A Connecticut gay man is suing the Bayer Corporation after it refused to pay him survivors’ benefits after his husband died.
Bayer claims they do not owe Gerald Passaro any money despite his marriage to Thomas Buckholz, an employee of Bayer for over 20 years who legally married Passaro in Connecticut in November of 2008.
They had been together for 13 years prior to their marriage.
Buckholz died in January 0f 2009, just two months after their wedding, at which point Passaro sought the benefits the company’s pension plan is supposed to pay out to surviving spouses of employees but Bayer told him he was not eligible because of the US federal government’s Defense of Marriage Act.
Passaro was one of the parties to the court case that struck down part of the Defense of Marriage Act and he asked Bayer to reconsider whether he was eligible for survivor benefits after that verdict but they refused to do so.

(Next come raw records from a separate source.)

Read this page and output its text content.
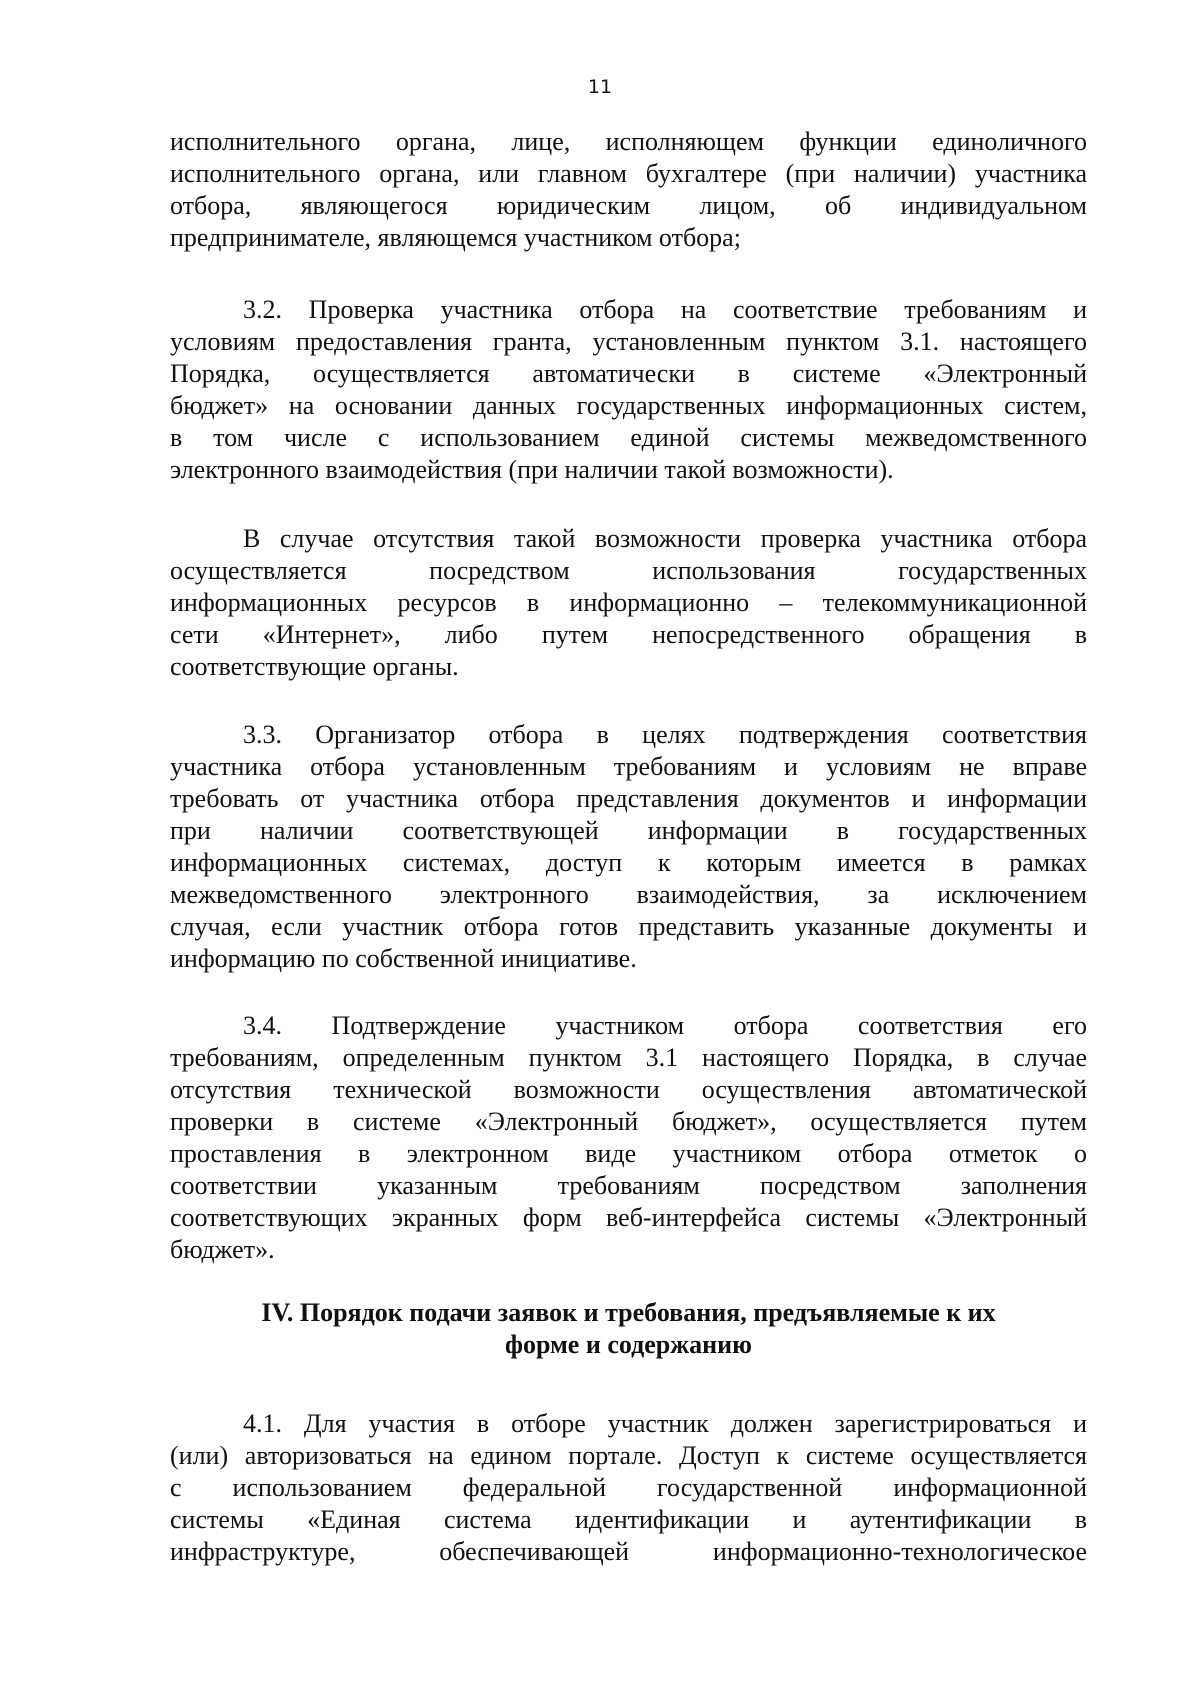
11
исполнительного органа, лице, исполняющем функции единоличного
исполнительного органа, или главном бухгалтере (при наличии) участника
отбора, являющегося юридическим лицом, об индивидуальном
предпринимателе, являющемся участником отбора;
3.2. Проверка участника отбора на соответствие требованиям и
условиям предоставления гранта, установленным пунктом 3.1. настоящего
Порядка, осуществляется автоматически в системе «Электронный
бюджет» на основании данных государственных информационных систем,
в том числе с использованием единой системы межведомственного
электронного взаимодействия (при наличии такой возможности).
В случае отсутствия такой возможности проверка участника отбора
осуществляется посредством использования государственных
информационных ресурсов в информационно – телекоммуникационной
сети «Интернет», либо путем непосредственного обращения в
соответствующие органы.
3.3. Организатор отбора в целях подтверждения соответствия
участника отбора установленным требованиям и условиям не вправе
требовать от участника отбора представления документов и информации
при наличии соответствующей информации в государственных
информационных системах, доступ к которым имеется в рамках
межведомственного электронного взаимодействия, за исключением
случая, если участник отбора готов представить указанные документы и
информацию по собственной инициативе.
3.4. Подтверждение участником отбора соответствия его
требованиям, определенным пунктом 3.1 настоящего Порядка, в случае
отсутствия технической возможности осуществления автоматической
проверки в системе «Электронный бюджет», осуществляется путем
проставления в электронном виде участником отбора отметок о
соответствии указанным требованиям посредством заполнения
соответствующих экранных форм веб-интерфейса системы «Электронный
бюджет».
IV. Порядок подачи заявок и требования, предъявляемые к их
форме и содержанию
4.1. Для участия в отборе участник должен зарегистрироваться и
(или) авторизоваться на едином портале. Доступ к системе осуществляется
с использованием федеральной государственной информационной
системы «Единая система идентификации и аутентификации в
инфраструктуре, обеспечивающей информационно-технологическое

In response, Passaro filed a lawsuit against Bayer via his lawyers the Gay & Lesbian Advocates & Defenders (GLAD) in the District Court for Connecticut.
‘Despite the fact that DOMA has been found unconstitutional, Bayer continues to deny benefits to Jerry even though its pension plan provides benefits to all surviving spouses and even though federal law (ERISA) mandates pension benefits for surviving spouses under plans like Bayer’s,’ GLAD interim executive director Gary Buseck said in a statement.
‘Bayer has turned a deaf ear to its legal and moral obligation to the widower of a dedicated employee, who is in need of this basic support that his husband earned.’
The Bayer Corporation is 151 years old and invented both aspirin and heroin – though it has not manufactured the later for many decades.